Electronic document systems are based on:
Standard Generalized Markup Language (SGML) marks up document logical structure in a layout-independent manner [SGM86, Org90, HPR92, Gol90]. A Document Type Definition (DTD) is used to encapsulate the logical structure of specific classes of documents. Thus, SGML provides a notation for describing classes of structured documents and for coding documents belonging to described classes. An advantage of SGML and other grammar-based document representations is the ability to perform multiple applications on a single document source file. The International Committee on Accessible Documents (ICAD) has been working on defining an accessible DTD1, but at present their work does not encompass mathematical content.
Though SGML is now used to markup a variety of documents by many government agencies, it still has very little support for marking up technical content, e.g., mathematics. There is ongoing work to remedy this situation. In the last year, the SGML-Math committee has been working on a math DTD for SGML. This work is not yet complete, but it has raised a few interesting issues. The main point of discussion has been whether it is possible to design a math DTD that captures semantic information about the mathematical constructs being marked up. Though it would be nice to have all of a mathematical constructs semantic content when processing the document, e.g., in our case producing audio renderings, this seems almost unattainable. There is as yet no firm agreement on this point, but the trend seems to be to move towards a math DTD that captures the layout as embodied by TEX. Defining a DTD that captures full mathematical semantics would make it difficult to invent new notation. TEX, by only capturing the layout constructs used to build up written mathematics, side-steps this issue, and the resulting system makes it easy to invent new notation. However, this also makes recognition more difficult. Some of the problems present in (LA)TEX are being addressed by ongoing work on the LATEX3 project.

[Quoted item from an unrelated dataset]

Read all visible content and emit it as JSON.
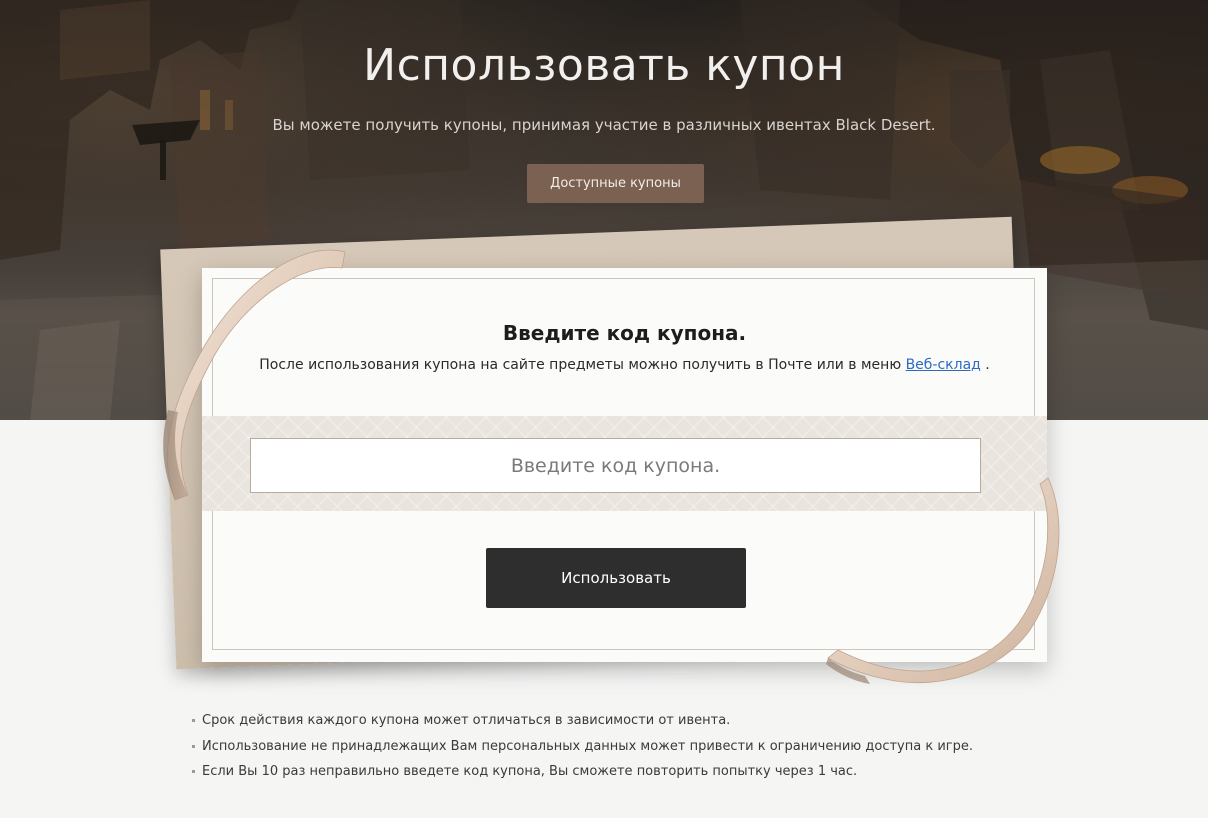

Significant work has been carried out in the context of structure-sensitive editors for documents. This work has focused on the design of appropriate document encodings that capture high-level structure unambiguously. Another topic of interest has been the capture of hypertext links within the context of structured documents. The logical structure of documents is typically captured using a tree-like representation consisting of hierarchical units. The challenge of integrating this model with the notion of hypertext links has been successfully addressed by the design of HyperText Markup Language (HTML), an SGML-based markup system for encoding structured hypertext documents. Finally, the aim of achieving the best of two worlds, i.e., the power afforded by a grammar-based markup system and the user-interface provided by WYSIWYG systems (what you see is what you get) has led to work on providing multiple synchronized views of a document [Har88]. See [QV92, LG90, BB90, KLMN90, PI88, SF88, SF90, FBN+90, Lev88, SFR92, FS89, Kat87, Ass86, KS84, CJ90, BG90, Ver90, PS88, QNA90, Bro88] for details on relevant work in this area.
There has been some work towards building automatic translators for converting electronic documents from one markup language to another. The need for such systems is apparent: Even though most of todays documents get written electronically, it is still practically impossible to exchange electronic documents generated on disparate computer systems. This means that the only way information can be exchanged is by first printing a hardcopy.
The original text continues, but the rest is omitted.